Antibiotic susceptibility profiling of all isolates was achieved by the Kirby–Bauer disk diffusion technique. Bacterial inoculum equivalent to the opacity of 0.5 McFarland standards were prepared, swabbed over the Muller Hinton Agar (MHA) surface, exposed to antibiotic disks, and then incubated at 37 °C for 24 h. The diameters of the zones of inhibition were measured and categorized as susceptible, intermediate, or resistant according to the methods described in the CLSI¹³. The standard antimicrobial disks (oxoid, UK) used were penicillin (10 mg), ciprofloxacin (5 mg), clindamycin (2 mg), gentamicin (10 mg), erythromycin (15 mg), chloramphenicol (30 mg), ampicillin (10 mg), tetracycline (30 mg), trimethoprim-sulfamethoxazole (25 mg) and cefoxitin (30 mg)¹³. Finally, MRSA was detected by placing 30 µg of cefoxitin per disk on Mueller-Hinton agar. The zone of inhibition was determined after 24 h of incubation at 35 °C. All isolates ≤ 24 mm of cefoxitin were considered to be MRSA¹⁴.

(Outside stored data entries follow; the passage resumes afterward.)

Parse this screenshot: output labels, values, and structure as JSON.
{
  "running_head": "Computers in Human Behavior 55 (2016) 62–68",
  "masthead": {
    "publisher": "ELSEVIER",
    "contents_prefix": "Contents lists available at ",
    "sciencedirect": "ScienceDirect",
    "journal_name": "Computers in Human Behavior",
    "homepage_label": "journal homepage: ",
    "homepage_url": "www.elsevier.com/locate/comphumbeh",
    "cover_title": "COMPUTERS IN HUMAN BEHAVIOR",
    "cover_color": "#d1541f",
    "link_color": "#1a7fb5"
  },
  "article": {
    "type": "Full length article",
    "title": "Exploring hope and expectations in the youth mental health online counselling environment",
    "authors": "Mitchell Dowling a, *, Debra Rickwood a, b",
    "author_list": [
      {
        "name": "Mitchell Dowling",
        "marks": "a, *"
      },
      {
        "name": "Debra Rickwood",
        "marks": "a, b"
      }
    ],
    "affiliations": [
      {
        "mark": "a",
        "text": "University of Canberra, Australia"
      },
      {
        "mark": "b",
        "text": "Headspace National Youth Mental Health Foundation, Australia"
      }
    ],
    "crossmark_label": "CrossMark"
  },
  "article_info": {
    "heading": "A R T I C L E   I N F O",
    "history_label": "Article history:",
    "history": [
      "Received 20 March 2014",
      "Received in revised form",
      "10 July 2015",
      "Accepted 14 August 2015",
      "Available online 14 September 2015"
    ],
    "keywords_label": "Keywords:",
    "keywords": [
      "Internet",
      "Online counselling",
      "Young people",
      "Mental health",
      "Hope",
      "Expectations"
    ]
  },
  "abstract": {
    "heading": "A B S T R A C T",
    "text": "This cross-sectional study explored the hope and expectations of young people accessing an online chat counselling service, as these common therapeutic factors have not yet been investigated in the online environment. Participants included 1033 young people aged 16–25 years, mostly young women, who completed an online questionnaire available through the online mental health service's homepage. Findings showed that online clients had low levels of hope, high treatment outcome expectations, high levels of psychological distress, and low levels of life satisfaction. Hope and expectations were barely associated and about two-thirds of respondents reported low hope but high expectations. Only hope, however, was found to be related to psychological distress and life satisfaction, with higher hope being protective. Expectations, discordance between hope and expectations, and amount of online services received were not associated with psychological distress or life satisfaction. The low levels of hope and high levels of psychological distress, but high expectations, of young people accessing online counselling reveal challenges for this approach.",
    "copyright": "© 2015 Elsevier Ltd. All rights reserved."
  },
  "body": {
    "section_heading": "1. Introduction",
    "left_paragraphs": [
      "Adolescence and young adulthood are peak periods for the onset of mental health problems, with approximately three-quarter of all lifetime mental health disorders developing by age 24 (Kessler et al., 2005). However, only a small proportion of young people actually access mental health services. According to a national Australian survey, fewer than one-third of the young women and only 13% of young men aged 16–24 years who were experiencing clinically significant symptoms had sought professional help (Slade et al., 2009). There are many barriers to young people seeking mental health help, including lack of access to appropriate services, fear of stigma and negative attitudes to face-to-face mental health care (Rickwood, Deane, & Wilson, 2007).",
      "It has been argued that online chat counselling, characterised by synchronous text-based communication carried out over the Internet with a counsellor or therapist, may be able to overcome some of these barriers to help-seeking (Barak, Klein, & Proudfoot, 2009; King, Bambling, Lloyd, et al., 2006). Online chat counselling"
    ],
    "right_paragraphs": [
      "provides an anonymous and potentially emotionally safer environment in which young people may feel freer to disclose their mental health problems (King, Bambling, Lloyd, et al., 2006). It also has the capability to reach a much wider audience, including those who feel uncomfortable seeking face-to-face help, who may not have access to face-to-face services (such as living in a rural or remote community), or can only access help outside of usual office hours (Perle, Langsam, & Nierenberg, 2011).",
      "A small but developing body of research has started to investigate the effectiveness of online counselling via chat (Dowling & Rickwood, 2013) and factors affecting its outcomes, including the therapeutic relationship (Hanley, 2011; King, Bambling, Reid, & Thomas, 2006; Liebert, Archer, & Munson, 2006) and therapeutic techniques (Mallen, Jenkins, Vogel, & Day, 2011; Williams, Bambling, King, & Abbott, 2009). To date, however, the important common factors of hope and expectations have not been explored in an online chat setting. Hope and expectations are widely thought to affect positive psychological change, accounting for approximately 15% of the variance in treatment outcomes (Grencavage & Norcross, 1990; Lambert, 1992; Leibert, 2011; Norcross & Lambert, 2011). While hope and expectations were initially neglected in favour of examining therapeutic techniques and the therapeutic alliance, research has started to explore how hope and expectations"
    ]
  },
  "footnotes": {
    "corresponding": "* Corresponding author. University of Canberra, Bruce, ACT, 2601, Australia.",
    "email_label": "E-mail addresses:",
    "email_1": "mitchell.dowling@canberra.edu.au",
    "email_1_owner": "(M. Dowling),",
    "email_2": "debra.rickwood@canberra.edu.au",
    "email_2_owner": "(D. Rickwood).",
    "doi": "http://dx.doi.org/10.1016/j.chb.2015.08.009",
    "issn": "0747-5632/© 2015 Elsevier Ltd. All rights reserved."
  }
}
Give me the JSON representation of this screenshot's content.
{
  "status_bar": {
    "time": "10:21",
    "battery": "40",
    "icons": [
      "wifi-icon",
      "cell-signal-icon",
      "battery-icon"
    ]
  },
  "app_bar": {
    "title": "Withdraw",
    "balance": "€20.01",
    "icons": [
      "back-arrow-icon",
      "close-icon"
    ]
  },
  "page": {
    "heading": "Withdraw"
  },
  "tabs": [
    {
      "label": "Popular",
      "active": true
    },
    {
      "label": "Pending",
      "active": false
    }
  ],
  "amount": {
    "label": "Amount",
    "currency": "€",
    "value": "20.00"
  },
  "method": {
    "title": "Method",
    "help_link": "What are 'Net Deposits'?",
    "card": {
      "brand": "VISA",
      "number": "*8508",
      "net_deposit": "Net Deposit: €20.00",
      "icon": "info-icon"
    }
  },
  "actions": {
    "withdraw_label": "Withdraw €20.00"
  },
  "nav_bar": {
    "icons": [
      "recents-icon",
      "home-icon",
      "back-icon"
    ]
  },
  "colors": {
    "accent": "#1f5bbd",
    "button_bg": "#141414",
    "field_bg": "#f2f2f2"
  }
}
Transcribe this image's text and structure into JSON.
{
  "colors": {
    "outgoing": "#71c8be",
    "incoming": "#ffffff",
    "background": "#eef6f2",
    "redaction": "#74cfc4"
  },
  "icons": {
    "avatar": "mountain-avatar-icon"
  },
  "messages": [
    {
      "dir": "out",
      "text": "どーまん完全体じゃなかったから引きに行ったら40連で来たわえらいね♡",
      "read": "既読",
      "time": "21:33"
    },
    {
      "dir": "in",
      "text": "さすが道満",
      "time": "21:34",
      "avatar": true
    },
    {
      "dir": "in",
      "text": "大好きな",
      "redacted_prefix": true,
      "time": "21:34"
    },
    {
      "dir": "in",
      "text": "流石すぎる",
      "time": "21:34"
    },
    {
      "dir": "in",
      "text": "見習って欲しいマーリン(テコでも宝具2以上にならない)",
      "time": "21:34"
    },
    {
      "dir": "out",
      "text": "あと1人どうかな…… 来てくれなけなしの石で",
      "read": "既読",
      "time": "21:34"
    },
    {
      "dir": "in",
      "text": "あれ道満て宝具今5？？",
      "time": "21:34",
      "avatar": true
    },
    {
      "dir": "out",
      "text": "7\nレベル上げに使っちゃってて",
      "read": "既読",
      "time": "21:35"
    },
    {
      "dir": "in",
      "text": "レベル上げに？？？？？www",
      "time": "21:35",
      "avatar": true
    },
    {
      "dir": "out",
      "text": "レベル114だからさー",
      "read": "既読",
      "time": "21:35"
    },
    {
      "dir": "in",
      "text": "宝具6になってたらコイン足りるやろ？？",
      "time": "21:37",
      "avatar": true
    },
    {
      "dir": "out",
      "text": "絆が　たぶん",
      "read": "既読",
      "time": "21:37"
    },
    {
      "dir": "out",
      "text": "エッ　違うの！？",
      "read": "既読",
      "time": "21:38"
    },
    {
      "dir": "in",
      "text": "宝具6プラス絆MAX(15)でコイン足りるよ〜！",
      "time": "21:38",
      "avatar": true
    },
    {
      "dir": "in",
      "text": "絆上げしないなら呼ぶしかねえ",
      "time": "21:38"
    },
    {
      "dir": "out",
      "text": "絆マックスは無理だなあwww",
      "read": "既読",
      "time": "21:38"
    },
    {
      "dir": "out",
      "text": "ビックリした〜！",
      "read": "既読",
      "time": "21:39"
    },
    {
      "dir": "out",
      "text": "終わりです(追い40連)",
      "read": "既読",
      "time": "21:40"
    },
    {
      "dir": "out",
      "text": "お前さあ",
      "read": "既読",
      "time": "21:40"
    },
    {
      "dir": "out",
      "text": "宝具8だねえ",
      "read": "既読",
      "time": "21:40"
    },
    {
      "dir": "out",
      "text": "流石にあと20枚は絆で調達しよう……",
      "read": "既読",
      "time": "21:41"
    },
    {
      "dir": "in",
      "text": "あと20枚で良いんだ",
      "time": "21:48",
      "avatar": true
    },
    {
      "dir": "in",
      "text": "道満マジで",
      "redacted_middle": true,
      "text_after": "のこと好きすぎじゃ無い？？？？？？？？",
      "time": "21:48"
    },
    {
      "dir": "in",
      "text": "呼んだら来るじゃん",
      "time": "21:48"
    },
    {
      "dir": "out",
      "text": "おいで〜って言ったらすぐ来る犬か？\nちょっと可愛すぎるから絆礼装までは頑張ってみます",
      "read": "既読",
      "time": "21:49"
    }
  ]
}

Data and laboratory quality control

The questionnaire was pretested (5% of the sample size or 13 sample) on health science students at other nearby universities (Diredawa University). The findings from the pretesting were utilized for modifying and adjusting the instrument. Two days of training were provided to the data collectors and supervisors on the data collection tool and the data and sample collection procedures. For daily activities, the data collectors were supervised closely by the supervisors and the principal investigator. The completeness of each questionnaire was checked by the principal investigator and the supervisors on a daily basis. Staphylococcus aureus ATCC 25,923 and Escherichia coli (ATCC 25922) were used as positive and negative controls, respectively, to maintain laboratory quality and investigations. All culture media were prepared according to the manufacturer’s instructions, and sterility was checked by incubating 5% of each batch of the prepared culture media at 37 °C overnight. All culture plates and antibiotic discs were stored at the recommended refrigeration temperature (2–8 °C).

Data processing and analysis

After the data were collected, each questionnaire was thoroughly reviewed for completeness and consistency by the data collectors, supervisors and principal investigators. Then, the data were coded and entered into IBM SPSS version 25 software. Every participant had a unique identification number. Descriptive statistical analysis was used to summarize the findings of the studies using frequency, mean, and proportion. The results were presented in figures, tables and text. Bivariable analysis was carried out using the chi-square test to determine potential factors associated with the MRSA carriage rate. Finally, variables with a p value less than 0.05 were considered to indicate statistical significance.